Slonik learns chess from self-play

Need for speed

Recently I wrote about my chess engine Slonik. It is able to play chess autonomously, without human guidance, and she is probably the best playing Python chess engine in existence. However, it is still not very strong by today’s standard. A rough estimate places it somewhere around 1500 ELO, which is “chess club player” strength. It’s greatest limitation is it’s speed. Most chess engines today are written in C++, a language optimized for speed. From the starting chess position, just generating all the legal positions possible five half-moves deep (4.8M positions), Slonik takes 58 seconds, so about 82K positions per second. Currently I am working on a C++ port of Slonik. Under the same conditions, C++ Slonik runs the same computation in a tenth of a second, at 4.6M positions per second. That’s over 500 times faster! The primary driver for this improvement was to make bigger strides in Slonik’s self learning experiments.

Artificial Intelligence

One of the other major goals mentioned in my original post which introduced Slonik to the world, was to have her learn from her own games. The original version of Slonik, like nearly every chess program in existence today, ran a hand-coded chess position evaluation function. Given a chess position, it outputs a number, indicating which side it thinks is better and by how much. Chess engines today differentiate themselves by implementation/performance/design differences, but more importantly, by how well they’ve taught their engine chess in the position evaluation function. Improvements to the chess knowledge, from version to version of the chess engine, are the primary means by which the chess engine improves. These improvements require an incredible amount of human effort, and more importantly are limited by the imagination of the engine author.

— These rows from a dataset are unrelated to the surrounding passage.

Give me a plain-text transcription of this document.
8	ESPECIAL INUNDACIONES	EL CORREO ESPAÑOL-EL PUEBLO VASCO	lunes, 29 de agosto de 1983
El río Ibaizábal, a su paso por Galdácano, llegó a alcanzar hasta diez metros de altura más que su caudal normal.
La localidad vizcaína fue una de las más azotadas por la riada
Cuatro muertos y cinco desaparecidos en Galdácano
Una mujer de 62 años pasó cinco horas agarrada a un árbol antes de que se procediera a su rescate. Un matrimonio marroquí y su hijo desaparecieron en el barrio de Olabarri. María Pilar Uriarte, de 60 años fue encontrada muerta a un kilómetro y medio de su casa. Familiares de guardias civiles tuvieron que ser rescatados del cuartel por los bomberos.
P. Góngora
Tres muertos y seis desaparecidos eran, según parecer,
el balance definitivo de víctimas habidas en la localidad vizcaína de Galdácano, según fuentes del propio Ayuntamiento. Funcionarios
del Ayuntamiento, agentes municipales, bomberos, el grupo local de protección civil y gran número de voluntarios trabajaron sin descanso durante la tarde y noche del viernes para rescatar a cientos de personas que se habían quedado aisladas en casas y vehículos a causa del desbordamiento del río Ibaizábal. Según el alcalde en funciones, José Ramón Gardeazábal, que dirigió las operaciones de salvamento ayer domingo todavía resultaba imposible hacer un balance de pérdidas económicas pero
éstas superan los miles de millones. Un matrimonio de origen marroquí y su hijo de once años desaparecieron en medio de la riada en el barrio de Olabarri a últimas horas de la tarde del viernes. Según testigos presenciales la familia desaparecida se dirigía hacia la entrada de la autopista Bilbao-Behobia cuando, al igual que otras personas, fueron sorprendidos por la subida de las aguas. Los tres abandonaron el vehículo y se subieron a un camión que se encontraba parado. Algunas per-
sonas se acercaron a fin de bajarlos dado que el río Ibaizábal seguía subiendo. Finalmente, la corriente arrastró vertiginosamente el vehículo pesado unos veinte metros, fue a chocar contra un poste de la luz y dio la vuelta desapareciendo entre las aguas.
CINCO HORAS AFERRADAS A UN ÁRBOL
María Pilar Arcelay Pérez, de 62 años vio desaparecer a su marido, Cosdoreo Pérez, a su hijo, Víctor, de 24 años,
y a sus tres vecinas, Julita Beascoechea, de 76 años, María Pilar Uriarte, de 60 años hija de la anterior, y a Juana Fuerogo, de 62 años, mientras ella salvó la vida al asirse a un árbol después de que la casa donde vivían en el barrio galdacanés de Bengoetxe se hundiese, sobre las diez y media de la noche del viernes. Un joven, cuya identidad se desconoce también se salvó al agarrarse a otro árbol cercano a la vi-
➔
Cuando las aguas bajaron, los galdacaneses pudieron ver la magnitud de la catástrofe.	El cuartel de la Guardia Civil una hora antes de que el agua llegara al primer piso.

In September 2015, a new chess engine came out, called Giraffe, which learned to play for it’s own games. It is written in C++, like most chess engines, but unlike the others, it does not have a hand-written position evaluation function. Instead, it used a neural network and after starting from a somewhat initialized state (wherein it was fed labelled data teaching it only the approximate value of the pieces), it played games against itself for a week and reached about 2400 ELO strength. An engine that learns autonomously should be able to supersede the others. Giraffe was held back by performance (neural nets take longer to call than the optimized linear functions of other top engines).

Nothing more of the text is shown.